Why Tinybird is the best Redis to ClickHouse® option
Most teams don't need to operate ClickHouse® infrastructure—they need fast analytics on Redis data exposed as APIs.
Tinybird is purpose-built for this. You configure a Redis Streams consumer or Kafka bridge that sends data to Tinybird's Events API or Kafka connector. Tinybird handles ingestion, storage, and API publishing in one product.

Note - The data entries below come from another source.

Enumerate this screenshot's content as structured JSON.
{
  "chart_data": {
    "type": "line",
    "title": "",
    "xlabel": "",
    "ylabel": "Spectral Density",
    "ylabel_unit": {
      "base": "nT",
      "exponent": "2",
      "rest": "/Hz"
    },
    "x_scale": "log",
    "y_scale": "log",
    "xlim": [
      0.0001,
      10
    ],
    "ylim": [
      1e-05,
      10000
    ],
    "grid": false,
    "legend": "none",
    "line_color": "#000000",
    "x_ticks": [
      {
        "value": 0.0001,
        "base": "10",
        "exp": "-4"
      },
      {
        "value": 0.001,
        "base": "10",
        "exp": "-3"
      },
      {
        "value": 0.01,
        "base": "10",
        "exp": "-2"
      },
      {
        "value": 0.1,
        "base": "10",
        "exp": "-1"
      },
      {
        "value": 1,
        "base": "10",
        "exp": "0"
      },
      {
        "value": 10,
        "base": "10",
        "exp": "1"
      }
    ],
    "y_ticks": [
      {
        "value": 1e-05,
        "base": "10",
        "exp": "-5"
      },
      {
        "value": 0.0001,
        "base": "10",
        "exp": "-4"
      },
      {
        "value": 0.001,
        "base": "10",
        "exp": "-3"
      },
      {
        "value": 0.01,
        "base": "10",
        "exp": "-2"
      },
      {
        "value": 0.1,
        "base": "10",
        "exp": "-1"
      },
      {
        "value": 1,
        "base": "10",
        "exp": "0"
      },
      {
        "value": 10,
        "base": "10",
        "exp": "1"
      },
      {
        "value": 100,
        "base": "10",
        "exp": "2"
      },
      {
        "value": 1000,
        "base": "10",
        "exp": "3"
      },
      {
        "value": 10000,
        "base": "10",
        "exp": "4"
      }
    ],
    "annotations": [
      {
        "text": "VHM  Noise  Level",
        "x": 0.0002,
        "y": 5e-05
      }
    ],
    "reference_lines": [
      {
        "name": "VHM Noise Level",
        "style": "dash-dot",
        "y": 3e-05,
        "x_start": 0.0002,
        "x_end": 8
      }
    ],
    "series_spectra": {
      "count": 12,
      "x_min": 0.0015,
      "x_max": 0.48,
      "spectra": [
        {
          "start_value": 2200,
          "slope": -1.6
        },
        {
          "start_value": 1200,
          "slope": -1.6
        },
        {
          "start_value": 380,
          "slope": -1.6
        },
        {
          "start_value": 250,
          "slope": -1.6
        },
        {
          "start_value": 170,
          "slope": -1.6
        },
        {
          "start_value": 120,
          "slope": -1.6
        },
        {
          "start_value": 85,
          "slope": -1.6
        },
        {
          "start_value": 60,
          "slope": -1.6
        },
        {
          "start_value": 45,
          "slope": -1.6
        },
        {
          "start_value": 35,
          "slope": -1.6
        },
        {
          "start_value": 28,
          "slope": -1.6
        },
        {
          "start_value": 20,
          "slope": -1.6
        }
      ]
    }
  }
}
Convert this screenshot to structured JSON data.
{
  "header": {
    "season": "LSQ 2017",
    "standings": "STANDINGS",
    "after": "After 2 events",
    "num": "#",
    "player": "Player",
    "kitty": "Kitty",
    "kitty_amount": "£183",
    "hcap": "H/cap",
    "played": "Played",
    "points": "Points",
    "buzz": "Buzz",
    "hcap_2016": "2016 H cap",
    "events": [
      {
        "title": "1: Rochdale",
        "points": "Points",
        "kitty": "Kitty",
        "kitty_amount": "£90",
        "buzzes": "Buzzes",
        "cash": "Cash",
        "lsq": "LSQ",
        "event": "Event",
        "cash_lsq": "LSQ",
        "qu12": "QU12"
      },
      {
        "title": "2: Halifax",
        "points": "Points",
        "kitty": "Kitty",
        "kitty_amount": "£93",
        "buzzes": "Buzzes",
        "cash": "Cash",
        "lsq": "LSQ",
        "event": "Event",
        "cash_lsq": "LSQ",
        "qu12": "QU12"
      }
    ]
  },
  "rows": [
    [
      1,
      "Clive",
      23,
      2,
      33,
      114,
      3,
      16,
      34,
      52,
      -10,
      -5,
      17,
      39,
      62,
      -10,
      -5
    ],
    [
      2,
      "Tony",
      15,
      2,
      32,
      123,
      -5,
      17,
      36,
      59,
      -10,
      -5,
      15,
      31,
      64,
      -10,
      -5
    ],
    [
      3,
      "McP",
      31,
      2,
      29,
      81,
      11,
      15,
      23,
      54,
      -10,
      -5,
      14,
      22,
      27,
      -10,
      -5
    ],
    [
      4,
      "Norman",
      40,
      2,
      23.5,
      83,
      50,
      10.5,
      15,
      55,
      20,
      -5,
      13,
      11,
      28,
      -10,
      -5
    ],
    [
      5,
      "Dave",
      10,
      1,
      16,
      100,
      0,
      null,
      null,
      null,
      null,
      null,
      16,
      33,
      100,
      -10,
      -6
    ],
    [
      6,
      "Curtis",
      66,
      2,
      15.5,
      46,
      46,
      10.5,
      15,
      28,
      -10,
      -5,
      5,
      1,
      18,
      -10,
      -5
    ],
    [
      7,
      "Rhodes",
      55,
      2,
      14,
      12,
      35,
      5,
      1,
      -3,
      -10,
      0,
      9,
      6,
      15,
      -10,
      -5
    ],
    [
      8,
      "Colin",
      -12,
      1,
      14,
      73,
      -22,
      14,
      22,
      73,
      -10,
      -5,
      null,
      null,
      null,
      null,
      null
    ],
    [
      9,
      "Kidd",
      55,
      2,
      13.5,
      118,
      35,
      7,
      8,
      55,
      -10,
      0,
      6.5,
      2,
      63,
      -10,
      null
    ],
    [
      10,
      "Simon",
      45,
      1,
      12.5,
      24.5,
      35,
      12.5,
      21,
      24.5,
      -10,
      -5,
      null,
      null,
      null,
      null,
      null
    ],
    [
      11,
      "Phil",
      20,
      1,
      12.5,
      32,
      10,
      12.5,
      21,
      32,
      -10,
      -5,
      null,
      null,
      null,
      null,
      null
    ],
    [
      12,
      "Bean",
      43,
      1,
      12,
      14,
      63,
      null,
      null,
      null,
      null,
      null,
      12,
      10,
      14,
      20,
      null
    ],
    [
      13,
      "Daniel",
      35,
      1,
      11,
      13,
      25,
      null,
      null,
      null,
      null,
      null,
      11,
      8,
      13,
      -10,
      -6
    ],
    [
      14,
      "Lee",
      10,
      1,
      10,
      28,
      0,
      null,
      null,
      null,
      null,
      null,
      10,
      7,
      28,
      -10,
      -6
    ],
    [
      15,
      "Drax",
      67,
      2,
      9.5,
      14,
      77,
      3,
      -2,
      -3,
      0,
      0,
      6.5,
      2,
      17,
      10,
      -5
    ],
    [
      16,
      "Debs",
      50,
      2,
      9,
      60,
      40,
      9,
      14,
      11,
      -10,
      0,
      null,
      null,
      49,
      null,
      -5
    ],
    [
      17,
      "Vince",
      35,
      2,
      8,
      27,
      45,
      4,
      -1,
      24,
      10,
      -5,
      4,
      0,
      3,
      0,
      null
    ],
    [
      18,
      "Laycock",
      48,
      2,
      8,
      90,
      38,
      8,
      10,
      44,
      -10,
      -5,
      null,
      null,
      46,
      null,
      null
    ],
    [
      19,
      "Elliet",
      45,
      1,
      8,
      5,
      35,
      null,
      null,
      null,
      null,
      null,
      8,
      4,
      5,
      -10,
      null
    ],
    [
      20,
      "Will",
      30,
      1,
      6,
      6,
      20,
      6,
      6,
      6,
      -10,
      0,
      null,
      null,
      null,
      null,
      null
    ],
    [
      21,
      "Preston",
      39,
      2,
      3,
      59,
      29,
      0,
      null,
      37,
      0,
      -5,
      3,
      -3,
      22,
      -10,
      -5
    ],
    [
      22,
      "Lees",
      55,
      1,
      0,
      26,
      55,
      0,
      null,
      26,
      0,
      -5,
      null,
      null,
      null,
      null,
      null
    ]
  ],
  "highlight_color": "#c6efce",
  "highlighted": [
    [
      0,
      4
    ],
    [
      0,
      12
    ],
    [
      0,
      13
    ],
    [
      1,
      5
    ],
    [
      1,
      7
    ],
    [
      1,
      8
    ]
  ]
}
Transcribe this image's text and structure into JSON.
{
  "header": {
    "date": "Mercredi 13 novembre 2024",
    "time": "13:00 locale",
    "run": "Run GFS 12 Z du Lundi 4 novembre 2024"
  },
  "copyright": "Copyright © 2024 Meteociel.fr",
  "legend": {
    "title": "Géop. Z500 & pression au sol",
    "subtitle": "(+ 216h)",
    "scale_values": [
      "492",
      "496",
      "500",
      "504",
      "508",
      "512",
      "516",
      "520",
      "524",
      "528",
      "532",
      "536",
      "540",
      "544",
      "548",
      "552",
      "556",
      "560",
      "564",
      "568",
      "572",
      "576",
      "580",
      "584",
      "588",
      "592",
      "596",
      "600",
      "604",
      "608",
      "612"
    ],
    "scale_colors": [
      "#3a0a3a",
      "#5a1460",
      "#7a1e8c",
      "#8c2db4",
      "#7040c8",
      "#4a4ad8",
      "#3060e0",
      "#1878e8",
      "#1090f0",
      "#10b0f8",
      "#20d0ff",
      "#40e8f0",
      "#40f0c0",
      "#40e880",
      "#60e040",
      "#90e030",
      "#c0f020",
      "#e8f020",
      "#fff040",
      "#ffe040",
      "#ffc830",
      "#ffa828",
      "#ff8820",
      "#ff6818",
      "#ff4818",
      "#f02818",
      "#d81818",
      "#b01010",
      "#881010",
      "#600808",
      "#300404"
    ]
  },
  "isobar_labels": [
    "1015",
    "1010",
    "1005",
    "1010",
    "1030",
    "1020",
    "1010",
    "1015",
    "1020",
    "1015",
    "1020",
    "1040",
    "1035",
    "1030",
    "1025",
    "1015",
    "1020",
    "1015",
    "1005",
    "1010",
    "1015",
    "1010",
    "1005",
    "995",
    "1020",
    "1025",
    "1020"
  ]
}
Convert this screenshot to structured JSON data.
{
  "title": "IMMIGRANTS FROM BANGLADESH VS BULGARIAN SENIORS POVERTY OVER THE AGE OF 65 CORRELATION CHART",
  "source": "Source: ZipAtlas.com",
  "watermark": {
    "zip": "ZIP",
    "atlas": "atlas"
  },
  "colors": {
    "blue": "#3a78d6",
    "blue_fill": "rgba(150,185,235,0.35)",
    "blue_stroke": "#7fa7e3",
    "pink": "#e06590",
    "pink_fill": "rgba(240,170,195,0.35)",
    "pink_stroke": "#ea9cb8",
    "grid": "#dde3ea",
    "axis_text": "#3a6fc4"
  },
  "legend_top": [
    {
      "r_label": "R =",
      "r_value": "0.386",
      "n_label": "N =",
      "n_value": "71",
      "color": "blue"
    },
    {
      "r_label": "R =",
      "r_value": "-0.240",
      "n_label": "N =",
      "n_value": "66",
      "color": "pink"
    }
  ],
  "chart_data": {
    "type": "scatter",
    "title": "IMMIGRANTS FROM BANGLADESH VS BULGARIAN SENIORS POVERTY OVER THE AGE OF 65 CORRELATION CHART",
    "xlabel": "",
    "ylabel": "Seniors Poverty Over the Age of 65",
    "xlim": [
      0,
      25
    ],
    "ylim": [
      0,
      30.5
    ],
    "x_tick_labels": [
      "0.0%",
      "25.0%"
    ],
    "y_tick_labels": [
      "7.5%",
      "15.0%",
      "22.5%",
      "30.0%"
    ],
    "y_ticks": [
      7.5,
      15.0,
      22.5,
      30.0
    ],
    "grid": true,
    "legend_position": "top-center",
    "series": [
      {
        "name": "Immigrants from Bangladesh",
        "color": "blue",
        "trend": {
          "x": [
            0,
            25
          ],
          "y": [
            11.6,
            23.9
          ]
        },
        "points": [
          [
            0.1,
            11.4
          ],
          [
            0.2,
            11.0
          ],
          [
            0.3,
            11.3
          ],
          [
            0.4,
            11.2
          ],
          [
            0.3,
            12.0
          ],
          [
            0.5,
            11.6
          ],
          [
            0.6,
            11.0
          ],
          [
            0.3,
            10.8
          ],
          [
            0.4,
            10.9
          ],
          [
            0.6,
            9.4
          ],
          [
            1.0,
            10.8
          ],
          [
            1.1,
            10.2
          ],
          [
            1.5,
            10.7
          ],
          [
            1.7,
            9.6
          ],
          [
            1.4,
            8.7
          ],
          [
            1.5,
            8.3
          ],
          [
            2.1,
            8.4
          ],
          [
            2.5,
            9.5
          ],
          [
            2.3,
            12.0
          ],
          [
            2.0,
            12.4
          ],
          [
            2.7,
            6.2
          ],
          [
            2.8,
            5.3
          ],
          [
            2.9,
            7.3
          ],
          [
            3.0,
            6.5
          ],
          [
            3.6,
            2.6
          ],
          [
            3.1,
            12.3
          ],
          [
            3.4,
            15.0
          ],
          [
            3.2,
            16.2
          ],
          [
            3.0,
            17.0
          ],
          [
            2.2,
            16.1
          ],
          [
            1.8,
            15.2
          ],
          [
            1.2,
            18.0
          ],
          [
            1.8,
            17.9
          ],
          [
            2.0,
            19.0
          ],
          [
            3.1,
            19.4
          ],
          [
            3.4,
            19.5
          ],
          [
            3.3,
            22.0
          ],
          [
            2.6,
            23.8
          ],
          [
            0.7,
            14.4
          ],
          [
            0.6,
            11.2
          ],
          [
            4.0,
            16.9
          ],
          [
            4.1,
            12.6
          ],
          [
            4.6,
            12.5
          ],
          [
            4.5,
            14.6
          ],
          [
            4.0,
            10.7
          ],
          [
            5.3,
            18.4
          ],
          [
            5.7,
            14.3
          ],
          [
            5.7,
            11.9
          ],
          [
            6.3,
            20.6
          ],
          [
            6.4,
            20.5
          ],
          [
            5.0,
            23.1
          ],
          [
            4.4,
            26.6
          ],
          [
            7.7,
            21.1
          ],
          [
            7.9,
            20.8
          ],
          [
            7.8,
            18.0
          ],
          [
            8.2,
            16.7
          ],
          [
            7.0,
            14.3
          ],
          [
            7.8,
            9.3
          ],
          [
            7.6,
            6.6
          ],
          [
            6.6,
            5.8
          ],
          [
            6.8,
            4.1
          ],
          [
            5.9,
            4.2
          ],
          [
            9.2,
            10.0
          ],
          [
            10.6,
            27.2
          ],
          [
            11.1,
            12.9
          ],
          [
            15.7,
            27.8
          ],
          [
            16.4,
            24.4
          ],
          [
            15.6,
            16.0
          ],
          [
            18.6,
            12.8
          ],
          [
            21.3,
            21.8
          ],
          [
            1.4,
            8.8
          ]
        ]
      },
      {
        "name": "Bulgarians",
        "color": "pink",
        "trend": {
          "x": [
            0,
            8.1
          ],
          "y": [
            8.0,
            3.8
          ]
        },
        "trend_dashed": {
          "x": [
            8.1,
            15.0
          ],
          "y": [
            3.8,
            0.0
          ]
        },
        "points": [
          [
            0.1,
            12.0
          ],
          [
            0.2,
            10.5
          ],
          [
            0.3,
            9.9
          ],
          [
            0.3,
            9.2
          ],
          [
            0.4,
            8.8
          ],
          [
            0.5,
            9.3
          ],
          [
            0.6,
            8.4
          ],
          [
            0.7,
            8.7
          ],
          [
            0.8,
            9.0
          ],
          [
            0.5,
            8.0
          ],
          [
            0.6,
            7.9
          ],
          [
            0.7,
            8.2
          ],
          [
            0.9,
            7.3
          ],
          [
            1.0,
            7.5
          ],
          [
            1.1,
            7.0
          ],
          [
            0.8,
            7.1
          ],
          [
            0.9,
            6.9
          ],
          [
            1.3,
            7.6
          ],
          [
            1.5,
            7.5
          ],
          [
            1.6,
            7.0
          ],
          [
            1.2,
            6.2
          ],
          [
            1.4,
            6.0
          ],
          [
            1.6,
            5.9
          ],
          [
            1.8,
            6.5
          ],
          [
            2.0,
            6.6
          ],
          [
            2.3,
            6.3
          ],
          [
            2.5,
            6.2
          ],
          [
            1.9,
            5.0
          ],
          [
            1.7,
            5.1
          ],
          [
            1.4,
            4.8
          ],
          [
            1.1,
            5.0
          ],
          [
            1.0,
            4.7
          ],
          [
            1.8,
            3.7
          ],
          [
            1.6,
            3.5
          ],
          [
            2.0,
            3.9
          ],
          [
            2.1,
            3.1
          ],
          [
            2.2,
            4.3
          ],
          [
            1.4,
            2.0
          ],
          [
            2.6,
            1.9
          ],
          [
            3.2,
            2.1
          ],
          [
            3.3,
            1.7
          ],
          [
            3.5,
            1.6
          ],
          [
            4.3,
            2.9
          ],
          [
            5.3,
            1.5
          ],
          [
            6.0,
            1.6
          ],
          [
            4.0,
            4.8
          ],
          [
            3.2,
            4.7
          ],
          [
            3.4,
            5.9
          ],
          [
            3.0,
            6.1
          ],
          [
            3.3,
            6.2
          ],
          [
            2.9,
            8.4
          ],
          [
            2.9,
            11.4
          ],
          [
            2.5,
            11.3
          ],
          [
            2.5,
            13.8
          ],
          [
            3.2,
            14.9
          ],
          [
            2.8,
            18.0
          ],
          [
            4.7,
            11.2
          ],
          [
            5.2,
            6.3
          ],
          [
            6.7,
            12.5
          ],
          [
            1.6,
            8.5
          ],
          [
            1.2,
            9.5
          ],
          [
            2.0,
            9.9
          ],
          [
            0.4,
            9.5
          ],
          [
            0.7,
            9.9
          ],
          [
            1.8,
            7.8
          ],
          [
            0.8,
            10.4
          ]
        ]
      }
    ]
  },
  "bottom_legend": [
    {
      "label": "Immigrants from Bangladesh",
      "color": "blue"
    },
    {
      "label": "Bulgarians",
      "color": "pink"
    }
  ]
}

You avoid operating the ClickHouse® Kafka engine and the overhead of maintaining a separate API layer. Define Pipes in SQL, publish as REST endpoints, and serve dashboards or product features with sub-100ms latency and automatic scaling.
No VPC configuration, no cluster management, no API gateway to build. You focus on schema and pipe logic; Tinybird runs the infrastructure.
Frequently Asked Questions (FAQs)
Does ClickHouse® Cloud support Redis natively?
ClickHouse® Cloud does not have a native Redis connector in ClickPipes. You use the Kafka data source: configure a Kafka Connect Redis Source connector that reads from Redis Streams and writes to Kafka, then create a Kafka ClickPipe to load into ClickHouse® Cloud.
You operate the Redis → Kafka path; ClickHouse® Cloud ingests from Kafka.
Can I use Tinybird for Redis to ClickHouse® without Kafka?
Yes. Push Redis Streams data into Tinybird via the Events API (HTTP): a Redis Streams consumer reads entries and POSTs them directly to Tinybird. No Kafka cluster required.
Tinybird stores data in ClickHouse®-backed data sources and lets you publish Pipes as REST APIs. You own the Redis consumer; Tinybird is the destination and API layer.
How do I handle duplicates in a Redis to ClickHouse® pipeline?
Use the Redis Stream entry ID (e.g. 1712345678901-0) as a deduplication key. Configure ReplacingMergeTree with a version derived from the stream ID timestamp.
With at-least-once delivery from Redis Streams consumer groups, the same entry may arrive more than once on failure. ReplacingMergeTree collapses duplicates during background merges. Use FINAL at query time for strong deduplication consistency.
What's the latency of a ClickHouse® integration Redis pipeline?
With Tinybird Events API (HTTP push), end-to-end latency from Redis entry to queryable ClickHouse® data is typically under 5 seconds. With a Kafka bridge, latency depends on your Kafka producer batch settings (typically 1–10 seconds).
Batch SCAN export latency equals your scan schedule interval—minutes to hours.
Is ClickHouse® integration Redis good for leaderboard analytics?
Yes. Redis sorted sets power real-time leaderboards at low latency. But they can't answer historical questions: "What was the rank distribution last week?" or "Which users consistently rank in the top 10%?"
Replicate sorted set data into ClickHouse® via Redis Streams and run time-window analytics, cohort analysis, and long-retention queries in SQL.
What Redis data structures work best for ClickHouse® integration?
Redis Streams are the best fit—they provide a durable, ordered, append-only log with consumer group semantics. Every write is captured and can be replayed.
Hashes and sorted sets work with batch SCAN export but lose intermediate state between scans. Pub/sub messages are ephemeral and must be captured in a consumer before they disappear.